Na ocasião, Cardoso recebeu a reportagem em seu apartamento em Perdizes, na zona oeste da capital paulista. Aos 96 anos, deu entrevista por mais de 20 minutos para relembrar sua trajetória de oito décadas no teatro, na TV, na rádio e no cinema.

"[Vejo minha carreira] com muita satisfação, amor e prazer. Espero que tenha deixado bons exemplos, belas lembranças de trabalhos, e que tudo de bom seja visto de novo", ela disse. "Sou vaidosa, sou metida. Eu me acho", completou. "Amo representar. Acho que ainda preciso aprender a representar."

À época, a Globo reprisava "Mulheres de Areia", folhetim de 1993 que deu à atriz um dos seus papéis mais celebrados. Pouco antes, fora reexibida "Chocolate com Pimenta", outra novela importante no currículo de Cardoso.

Ela havia acabado de perder Léa Garcia, amiga dos tempos de início de carreira. "Fico muito triste, tenho saudade, vontade de ver, de falar. Mas é o mundo, né? Chega uma hora que é tchau e pronto."

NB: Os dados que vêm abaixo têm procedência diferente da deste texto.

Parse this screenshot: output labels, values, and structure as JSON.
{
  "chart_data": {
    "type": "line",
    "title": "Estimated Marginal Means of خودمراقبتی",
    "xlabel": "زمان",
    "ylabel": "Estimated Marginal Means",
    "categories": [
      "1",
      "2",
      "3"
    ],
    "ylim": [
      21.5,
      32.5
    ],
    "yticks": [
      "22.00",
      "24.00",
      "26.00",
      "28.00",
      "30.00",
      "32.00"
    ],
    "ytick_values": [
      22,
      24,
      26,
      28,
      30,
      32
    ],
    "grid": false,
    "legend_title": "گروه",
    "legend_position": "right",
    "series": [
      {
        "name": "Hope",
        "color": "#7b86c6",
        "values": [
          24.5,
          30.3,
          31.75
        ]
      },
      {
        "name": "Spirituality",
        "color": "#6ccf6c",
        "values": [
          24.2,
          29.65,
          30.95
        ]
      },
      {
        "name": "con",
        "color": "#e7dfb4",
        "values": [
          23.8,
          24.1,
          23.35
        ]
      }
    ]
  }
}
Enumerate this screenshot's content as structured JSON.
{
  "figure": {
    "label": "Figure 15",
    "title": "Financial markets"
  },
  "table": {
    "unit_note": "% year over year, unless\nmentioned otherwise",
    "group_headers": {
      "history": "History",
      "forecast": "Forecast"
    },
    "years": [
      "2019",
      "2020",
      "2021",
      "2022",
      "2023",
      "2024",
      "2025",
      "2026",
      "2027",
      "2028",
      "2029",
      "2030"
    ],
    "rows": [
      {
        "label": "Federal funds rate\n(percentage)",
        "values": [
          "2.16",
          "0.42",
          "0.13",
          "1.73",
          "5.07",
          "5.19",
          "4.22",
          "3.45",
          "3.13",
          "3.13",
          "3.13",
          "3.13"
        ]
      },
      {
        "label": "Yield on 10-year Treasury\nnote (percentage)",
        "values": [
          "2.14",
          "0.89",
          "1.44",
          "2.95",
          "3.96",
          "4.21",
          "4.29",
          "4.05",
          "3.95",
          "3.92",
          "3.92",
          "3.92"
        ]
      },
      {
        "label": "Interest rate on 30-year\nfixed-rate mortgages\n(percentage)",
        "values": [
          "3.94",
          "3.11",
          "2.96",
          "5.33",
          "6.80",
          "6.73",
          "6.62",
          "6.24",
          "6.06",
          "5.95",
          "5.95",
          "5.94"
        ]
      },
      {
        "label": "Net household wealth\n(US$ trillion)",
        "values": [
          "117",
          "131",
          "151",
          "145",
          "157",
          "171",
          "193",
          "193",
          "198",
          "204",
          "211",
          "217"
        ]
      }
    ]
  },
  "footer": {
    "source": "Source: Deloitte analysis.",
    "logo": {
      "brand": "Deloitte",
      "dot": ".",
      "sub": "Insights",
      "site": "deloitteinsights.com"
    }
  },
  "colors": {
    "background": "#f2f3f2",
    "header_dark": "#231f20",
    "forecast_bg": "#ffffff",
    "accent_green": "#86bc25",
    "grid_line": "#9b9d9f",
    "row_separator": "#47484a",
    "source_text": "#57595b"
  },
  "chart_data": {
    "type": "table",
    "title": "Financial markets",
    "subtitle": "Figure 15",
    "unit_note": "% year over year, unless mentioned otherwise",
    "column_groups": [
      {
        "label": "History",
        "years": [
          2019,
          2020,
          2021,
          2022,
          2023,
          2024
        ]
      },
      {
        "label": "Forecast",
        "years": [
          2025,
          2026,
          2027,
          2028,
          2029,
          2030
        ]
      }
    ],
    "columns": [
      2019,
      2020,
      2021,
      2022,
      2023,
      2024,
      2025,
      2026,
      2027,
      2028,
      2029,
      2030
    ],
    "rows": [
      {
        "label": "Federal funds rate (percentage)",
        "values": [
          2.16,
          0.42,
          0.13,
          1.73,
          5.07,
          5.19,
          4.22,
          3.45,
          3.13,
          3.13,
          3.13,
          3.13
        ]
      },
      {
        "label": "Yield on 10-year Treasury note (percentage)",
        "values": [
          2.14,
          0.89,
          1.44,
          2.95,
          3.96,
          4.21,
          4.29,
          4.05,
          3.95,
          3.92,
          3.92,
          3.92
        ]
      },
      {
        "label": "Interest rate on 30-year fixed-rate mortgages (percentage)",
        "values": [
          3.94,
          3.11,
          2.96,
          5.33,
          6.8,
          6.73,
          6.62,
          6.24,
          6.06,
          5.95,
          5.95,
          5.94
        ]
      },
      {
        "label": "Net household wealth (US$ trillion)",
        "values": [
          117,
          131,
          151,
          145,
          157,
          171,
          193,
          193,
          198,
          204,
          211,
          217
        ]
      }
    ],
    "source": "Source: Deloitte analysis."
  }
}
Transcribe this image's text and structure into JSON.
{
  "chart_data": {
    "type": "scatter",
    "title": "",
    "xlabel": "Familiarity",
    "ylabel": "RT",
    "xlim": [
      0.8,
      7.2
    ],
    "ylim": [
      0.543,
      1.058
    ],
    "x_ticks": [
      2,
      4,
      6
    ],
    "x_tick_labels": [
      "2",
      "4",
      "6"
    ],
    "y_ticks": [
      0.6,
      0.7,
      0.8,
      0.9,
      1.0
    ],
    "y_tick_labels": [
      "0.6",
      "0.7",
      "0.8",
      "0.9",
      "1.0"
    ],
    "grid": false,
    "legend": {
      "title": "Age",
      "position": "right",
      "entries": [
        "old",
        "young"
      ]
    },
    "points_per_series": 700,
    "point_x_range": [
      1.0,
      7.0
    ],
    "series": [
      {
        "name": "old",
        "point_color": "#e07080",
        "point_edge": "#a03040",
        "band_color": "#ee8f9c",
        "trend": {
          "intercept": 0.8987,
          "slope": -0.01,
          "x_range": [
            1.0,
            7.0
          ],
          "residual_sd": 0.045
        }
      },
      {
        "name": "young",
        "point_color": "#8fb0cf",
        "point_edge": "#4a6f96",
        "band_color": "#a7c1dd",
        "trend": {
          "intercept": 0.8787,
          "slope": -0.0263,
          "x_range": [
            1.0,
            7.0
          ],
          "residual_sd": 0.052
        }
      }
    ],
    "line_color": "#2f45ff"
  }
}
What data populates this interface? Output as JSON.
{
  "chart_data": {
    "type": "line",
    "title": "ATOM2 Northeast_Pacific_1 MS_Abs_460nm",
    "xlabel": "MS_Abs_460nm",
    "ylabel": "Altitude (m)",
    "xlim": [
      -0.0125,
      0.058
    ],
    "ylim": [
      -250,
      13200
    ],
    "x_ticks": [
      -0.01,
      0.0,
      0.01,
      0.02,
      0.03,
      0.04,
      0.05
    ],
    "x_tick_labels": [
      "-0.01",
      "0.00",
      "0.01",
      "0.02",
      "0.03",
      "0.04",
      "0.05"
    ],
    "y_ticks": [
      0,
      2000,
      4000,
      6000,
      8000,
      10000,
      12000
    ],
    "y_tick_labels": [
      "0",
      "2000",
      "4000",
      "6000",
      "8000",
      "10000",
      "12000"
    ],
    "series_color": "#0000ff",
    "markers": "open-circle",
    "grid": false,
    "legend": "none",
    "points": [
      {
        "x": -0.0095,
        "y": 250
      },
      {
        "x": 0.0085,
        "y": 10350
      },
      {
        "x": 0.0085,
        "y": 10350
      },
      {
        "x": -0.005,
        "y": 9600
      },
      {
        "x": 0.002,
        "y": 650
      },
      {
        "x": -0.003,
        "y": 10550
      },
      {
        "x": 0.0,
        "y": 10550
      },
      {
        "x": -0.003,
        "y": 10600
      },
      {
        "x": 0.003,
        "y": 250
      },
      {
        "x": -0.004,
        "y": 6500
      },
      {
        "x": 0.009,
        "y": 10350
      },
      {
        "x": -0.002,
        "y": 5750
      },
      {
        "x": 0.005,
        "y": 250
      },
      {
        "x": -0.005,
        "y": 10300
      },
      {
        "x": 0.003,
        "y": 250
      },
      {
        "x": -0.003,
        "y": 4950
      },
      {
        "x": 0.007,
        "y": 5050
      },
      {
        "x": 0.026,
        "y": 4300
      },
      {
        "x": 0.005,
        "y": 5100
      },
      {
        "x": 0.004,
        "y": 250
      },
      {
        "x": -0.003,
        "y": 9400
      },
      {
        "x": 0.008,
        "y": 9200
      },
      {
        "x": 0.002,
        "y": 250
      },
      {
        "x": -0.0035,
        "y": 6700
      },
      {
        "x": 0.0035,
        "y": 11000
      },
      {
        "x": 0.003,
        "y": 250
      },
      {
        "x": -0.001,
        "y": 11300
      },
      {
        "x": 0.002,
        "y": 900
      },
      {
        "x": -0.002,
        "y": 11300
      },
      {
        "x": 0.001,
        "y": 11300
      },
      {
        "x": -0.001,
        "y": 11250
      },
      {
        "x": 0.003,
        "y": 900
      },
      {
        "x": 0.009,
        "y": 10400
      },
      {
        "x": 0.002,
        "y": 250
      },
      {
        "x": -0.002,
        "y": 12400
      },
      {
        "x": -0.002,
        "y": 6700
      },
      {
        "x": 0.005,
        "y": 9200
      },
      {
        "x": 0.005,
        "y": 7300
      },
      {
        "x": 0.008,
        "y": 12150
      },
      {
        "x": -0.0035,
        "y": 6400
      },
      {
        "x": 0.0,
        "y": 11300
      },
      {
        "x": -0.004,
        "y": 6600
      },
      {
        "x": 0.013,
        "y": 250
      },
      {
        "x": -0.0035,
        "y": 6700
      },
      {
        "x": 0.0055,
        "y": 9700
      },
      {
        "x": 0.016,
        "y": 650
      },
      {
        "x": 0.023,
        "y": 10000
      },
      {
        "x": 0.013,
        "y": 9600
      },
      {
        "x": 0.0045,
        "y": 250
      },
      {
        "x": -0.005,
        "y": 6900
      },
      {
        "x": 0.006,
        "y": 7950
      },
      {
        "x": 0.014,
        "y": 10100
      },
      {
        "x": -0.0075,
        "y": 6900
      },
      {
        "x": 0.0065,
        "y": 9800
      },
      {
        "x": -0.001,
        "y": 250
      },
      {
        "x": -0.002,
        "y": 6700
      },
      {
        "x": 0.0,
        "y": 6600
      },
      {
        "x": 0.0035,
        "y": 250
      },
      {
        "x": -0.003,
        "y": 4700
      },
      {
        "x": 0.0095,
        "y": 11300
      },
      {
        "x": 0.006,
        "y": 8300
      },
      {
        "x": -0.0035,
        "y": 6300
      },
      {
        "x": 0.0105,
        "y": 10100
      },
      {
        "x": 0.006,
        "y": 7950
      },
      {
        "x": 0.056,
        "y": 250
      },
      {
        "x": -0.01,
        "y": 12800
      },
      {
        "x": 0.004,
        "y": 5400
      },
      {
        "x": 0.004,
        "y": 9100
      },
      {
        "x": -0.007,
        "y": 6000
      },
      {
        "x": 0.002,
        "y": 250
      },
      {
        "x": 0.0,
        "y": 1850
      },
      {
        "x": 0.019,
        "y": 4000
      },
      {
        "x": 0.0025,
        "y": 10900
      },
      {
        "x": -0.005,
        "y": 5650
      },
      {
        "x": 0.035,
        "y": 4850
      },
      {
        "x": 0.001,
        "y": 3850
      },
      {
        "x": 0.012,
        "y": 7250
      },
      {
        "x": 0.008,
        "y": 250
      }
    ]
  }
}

À época, a atriz afirmou que não tinha traçado muitos planos. Disse que aproveitaria os próximos anos para ficar mais perto da família —ela morava com a filha, Fátima Baleron, e era muito próxima do bisneto, Fernando Faria.

Não via mais novelas. "Eu preferia as do meu tempo porque era difícil de se fazer. Não gosto de tecnologia. Enche o saco", afirmou a atriz. "Tudo o que é técnico é frio. Gosto mais do normal, do natural. Gosto de representar quando a vontade vem, quando o gesto vem, quando a fala vem."

"Sinto que a gente está mais preso. No começo, como [a televisão] era invenção, a gente tinha que criar. Saía mais espontâneo e melhor. Hoje tem muita censura. Nas falas, nos gestos, em tudo. Naquele tempo havia, mas não tanto."

Embora tivesse suas críticas em relação à produção cultural contemporânea, Cardoso disse que ela seguia sendo fundamental. "Um país sem cultura morre. Não vive."